Pertukaran kepentingan antar-elite cenderung menghasilkan peraturan
perundang-undangan berperspektif sepihak kekuasaan sekaligus berlawanan
dengan konstitusi.
Demi terpenuhinya kepentingan publik serta syarat legitimasi hukum,
proses legislasi sepatutnya melibatkan permusyawaratan rakyat. Di dalamnya,
warga negara turut menghidupi suatu proses diskursif pembentukan opini dan
kehendak, yang akhirnya diserap DPR dengan segenap hikmat kebijaksanaan.
Pertukaran Kepentingan
Selama lima tahun terakhir, berdasarkan tinjauan Mahkamah Konstitusi,
rata-rata 20,44 persen uji materi UU yang dikabulkan. Sepanjang 2012
terdapat 31 persen dari 169 perundang-undangan yang diuji materi di MK,
sebagian materinya dinyatakan bertentangan dengan konstitusi. Ketua MK
Mahfud MD mengidentifikasi tiga hal sebagai penyebabnya (Kompas, 3/1).

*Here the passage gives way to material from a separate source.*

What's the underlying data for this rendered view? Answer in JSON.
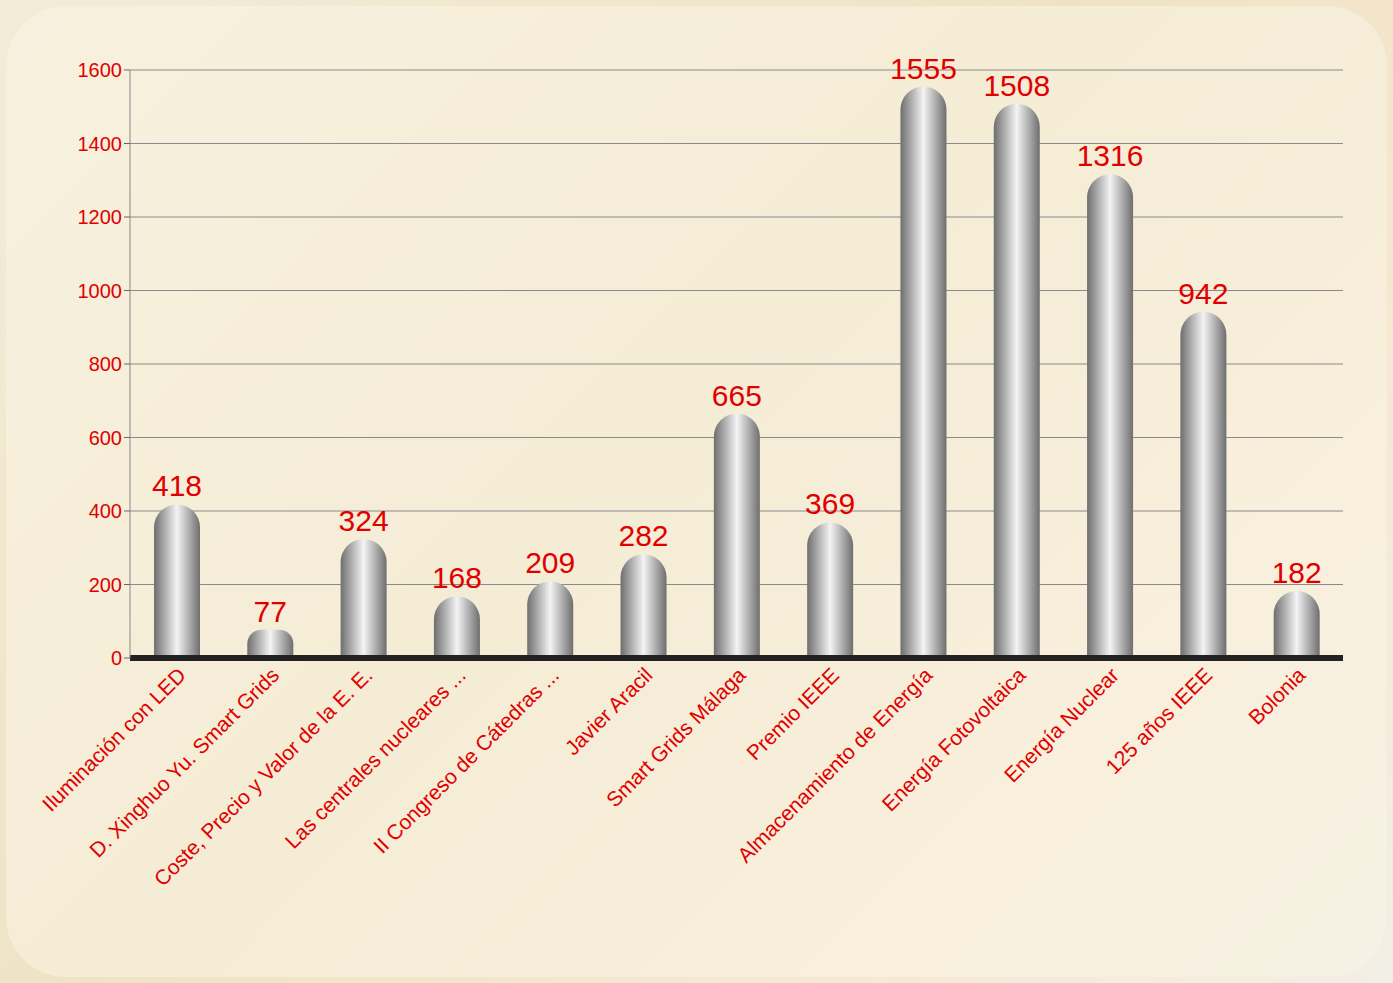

Pertama, tukar-menukar kepentingan antarpembuat UU. Kedua, kurangnya
profesionalisme pembuat UU. Ketiga, perubahan situasi membutuhkan tafsir
baru atas perundang-undangan.
Di antara ketiga hal tersebut, penyebab kedua lebih mudah dicari
solusinya. Seorang profesional ditentukan oleh tingkat kompetensinya;
mereka yang ahli dalam menjalankan suatu peran kerja secara mumpuni disebut
profesional. Jika para pembuat UU lemah profesionalismenya, mereka harus
melengkapi diri dengan berbagai kemampuan teknis yang dibutuhkan untuk
mendukung proses legislasi.
Tentang penyebab ketiga, relatif dapat diterima bahwa kadang memang
terdapat UU yang tidak lagi sesuai. Apa yang awalnya merupakan aturan
tepat, menimbang semangat UU yang berselisih dengan keadaan mutakhir,
kemudian dipandang tak lagi memadai. UU tersebut perlu diselaraskan dengan
dinamika sosial yang ada.
Dalam hal ini, yang dibutuhkan adalah suatu visi untuk menghasilkan
UU berjangkauan masa depan dan melingkupi kepentingan luas publik. Para
legislator harus peka terhadap perubahan situasi, termasuk mampu menangkap
kehendak publik secara responsif untuk merevisi UU.
Terkait penyebab pertama, yaitu pertukaran kepentingan antar-elite,
merupakan hal yang lebih kompleks. UU No 8/2012 tentang Pemilu Anggota DPR,
DPD, dan DPRD merupakan satu contoh produk pertukaran kepentingan ini.
Butir seperti diskriminasi kewajiban verifikasi parpol secara jelas
menunjukkan akomodasi kepentingan sepihak partai-partai penghuni parlemen.
Kompromi politik sebagai suatu pertukaran kepentingan dapat pula terendus
pada ketentuan ambang batas parlemen dan metode penentuan perolehan kursi.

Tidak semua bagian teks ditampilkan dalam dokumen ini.